Citação de

A Glória em Função dos Feitos e das Obras

Enquanto a nossa honra vai até onde somos pessoalmente conhecidos, a glória, pelo contrário, precede o nosso conhecimento e leva-o até onde ela mesmo consegue ir. Todo o indivíduo tem direito à honra; à glória, apenas as excepções, pois apenas mediante realizações excepcionais é possível atingi-la. Tais realizações, por sua vez, são feitos ou obras. A partir deles, abrem-se dois caminhos para a glória. Antes de mais nada, é o grande coração que capacita para os feitos; para as obras, a grande cabeça. Ambas possuem as suas próprias vantagens e desvantagens. A diferença principal é que os feitos passam, e as obras permanecem.
Dos feitos, permanece apenas a lembrança, que se torna cada vez mais fraca, desfigurada e indiferente, e que está até mesmo fadada a extinguir-se gradualmente, caso a história não a recolha e a transmita para a posteridade em estado petrificado. As obras, pelo contrário, são imortais e podem, pelo menos as escritas, sobreviver em todos os tempos. O mais nobre dos feitos tem apenas uma influência temporária; a obra genial, pelo contrário, vive e faz efeito, de modo benéfico e sublime, por todos os tempos. De Alexandre, o Grande, vivem nome e memória, mas Platão e Aristóteles, Homero e Horácio ainda existem, vivem e fazem efeito imediatamente.
Outra desvantagem dos feitos é a sua dependência da oportunidade, que primeiro tem de fornecer a possibilidade para que eles se produzam, de onde resulta que a sua glória não se ajusta unicamente ao seu valor intrínseco, mas também às circunstâncias que lhes conferiram importância e brilho. Ademais, se os feitos são puramente pessoais, como na guerra, então a fama depende da asserção de poucas testemunhas oculares. Ora, estas não estão sempre presentes e, caso estejam, nem sempre são justas e imparciais. Por outro lado, por serem algo prático, os feitos possuem a vantagem de estar ao alcance da faculdade de juízo universal dos homens. Logo, se os dados lhe são correctamente transmitidos, a justiça é-lhes rendida de imediato, a não ser que os seus motivos só mais tarde sejam correctamente conhecidos ou justamente apreciados, pois, para a compreensão de cada acção, requer-se o conhecimento do seu motivo.

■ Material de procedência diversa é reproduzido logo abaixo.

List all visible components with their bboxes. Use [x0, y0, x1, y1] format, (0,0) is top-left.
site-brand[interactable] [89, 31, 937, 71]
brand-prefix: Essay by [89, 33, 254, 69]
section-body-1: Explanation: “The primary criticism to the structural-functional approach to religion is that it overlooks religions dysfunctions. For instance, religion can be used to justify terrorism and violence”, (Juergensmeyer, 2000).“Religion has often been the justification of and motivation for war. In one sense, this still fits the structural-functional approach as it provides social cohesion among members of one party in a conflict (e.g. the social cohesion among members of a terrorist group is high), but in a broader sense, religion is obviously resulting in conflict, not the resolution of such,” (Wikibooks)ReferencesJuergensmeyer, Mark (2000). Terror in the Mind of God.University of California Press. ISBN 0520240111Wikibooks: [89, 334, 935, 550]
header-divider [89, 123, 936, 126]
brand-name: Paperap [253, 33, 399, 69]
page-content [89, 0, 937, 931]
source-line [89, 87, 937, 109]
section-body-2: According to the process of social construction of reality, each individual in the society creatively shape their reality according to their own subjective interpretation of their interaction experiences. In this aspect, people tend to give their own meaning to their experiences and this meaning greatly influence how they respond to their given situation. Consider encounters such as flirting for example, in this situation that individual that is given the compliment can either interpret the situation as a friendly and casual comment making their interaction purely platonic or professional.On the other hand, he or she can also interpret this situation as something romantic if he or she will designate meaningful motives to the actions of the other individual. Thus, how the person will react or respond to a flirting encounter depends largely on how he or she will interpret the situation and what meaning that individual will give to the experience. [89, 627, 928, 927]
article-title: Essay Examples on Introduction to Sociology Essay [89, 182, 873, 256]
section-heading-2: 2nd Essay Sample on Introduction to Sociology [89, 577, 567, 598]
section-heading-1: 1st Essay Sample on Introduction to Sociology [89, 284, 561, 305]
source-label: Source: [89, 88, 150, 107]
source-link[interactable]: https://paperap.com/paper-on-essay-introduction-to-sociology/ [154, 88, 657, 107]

Com as obras dá-se o inverso: a sua origem não depende da oportunidade, mas unicamente do seu autor, e o que elas são em si e para si permanece pelo tempo que durarem. Nesse caso, em contrapartida, a dificuldade está no julgamento e é tanto maior quanto mais elevado for o género dessas obras; amiúde faltam juízes competentes, imparciais e probos. No entanto, a sua glória não é decidida por uma instância; há lugar para a apelação. Pois, como dito, enquanto só a lembrança dos factos chega à posteridade e, em verdade, da maneira como os contemporâneos a transmitem, as obras, pelo contrário, chegam elas mesmas e tais como são (salvo alguns fragmentos desparecidos).